As Flowers and some of the writers above note, the establishment clause ensures the religious liberty of all who wish to freely exercise religious beliefs, not just of a small subset who would seek to manipulate the First Amendment to suit themselves. For example, this is not a fight for religious liberty of Muslims. It is important that local ministries be vocal in opposition to misuse and misinterpretation of religious liberty. We must, then, employ our own religious liberty to re-establish the concept of freedom inherent in it.

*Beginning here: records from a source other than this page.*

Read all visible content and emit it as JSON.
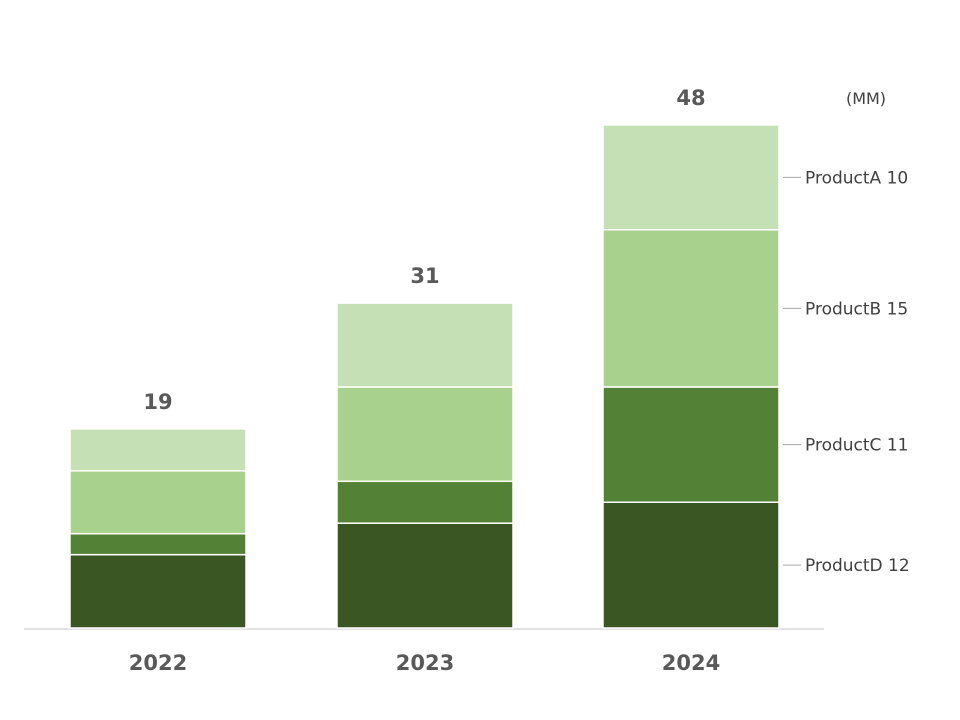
{
  "chart_data": {
    "type": "bar",
    "stacked": true,
    "unit": "(MM)",
    "categories": [
      "2022",
      "2023",
      "2024"
    ],
    "totals": [
      19,
      31,
      48
    ],
    "series": [
      {
        "name": "ProductD",
        "values": [
          7,
          10,
          12
        ],
        "color": "#3a5723"
      },
      {
        "name": "ProductC",
        "values": [
          2,
          4,
          11
        ],
        "color": "#538135"
      },
      {
        "name": "ProductB",
        "values": [
          6,
          9,
          15
        ],
        "color": "#a9d18e"
      },
      {
        "name": "ProductA",
        "values": [
          4,
          8,
          10
        ],
        "color": "#c5e0b4"
      }
    ],
    "legend": {
      "placement": "right",
      "entries": [
        "ProductA 10",
        "ProductB 15",
        "ProductC 11",
        "ProductD 12"
      ]
    },
    "ylim": [
      0,
      48
    ],
    "grid": false
  }
}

I will end with a story. My congregation is literally on a hill; drivers by cannot see us from the street. As one drives up the hill to the building, we have displayed really powerful signs about being the church and proclaiming that we are an ONA church. Once or twice we tried to put the signs at the foot of the hill; that way, people could see what we stand for. Both times, the signs disappeared. We do not hang a rainbow flag outside our building or display the UCC “Rainbow Comma” logo on our marquee. We do not display Black Lives Matter signs. London and Siddiqi end their brief with this cautionary word, “If policymakers do not ensure that religious liberty protects the free exercise of religion for all Americans, it will continue to be weaponized as a tool for discrimination and political gain and weaken nondiscrimination protections” (americanprogress.org). A “city set on a hill” (Mt. 5:14) can be hidden if it wants to be. We can be visible by being the church, or we can watch as inclusive religious liberty slips beyond our grasp. The work happens at the foot of the hill.

I confess, it was the cats that drew me here, but I did read it and you make many good points.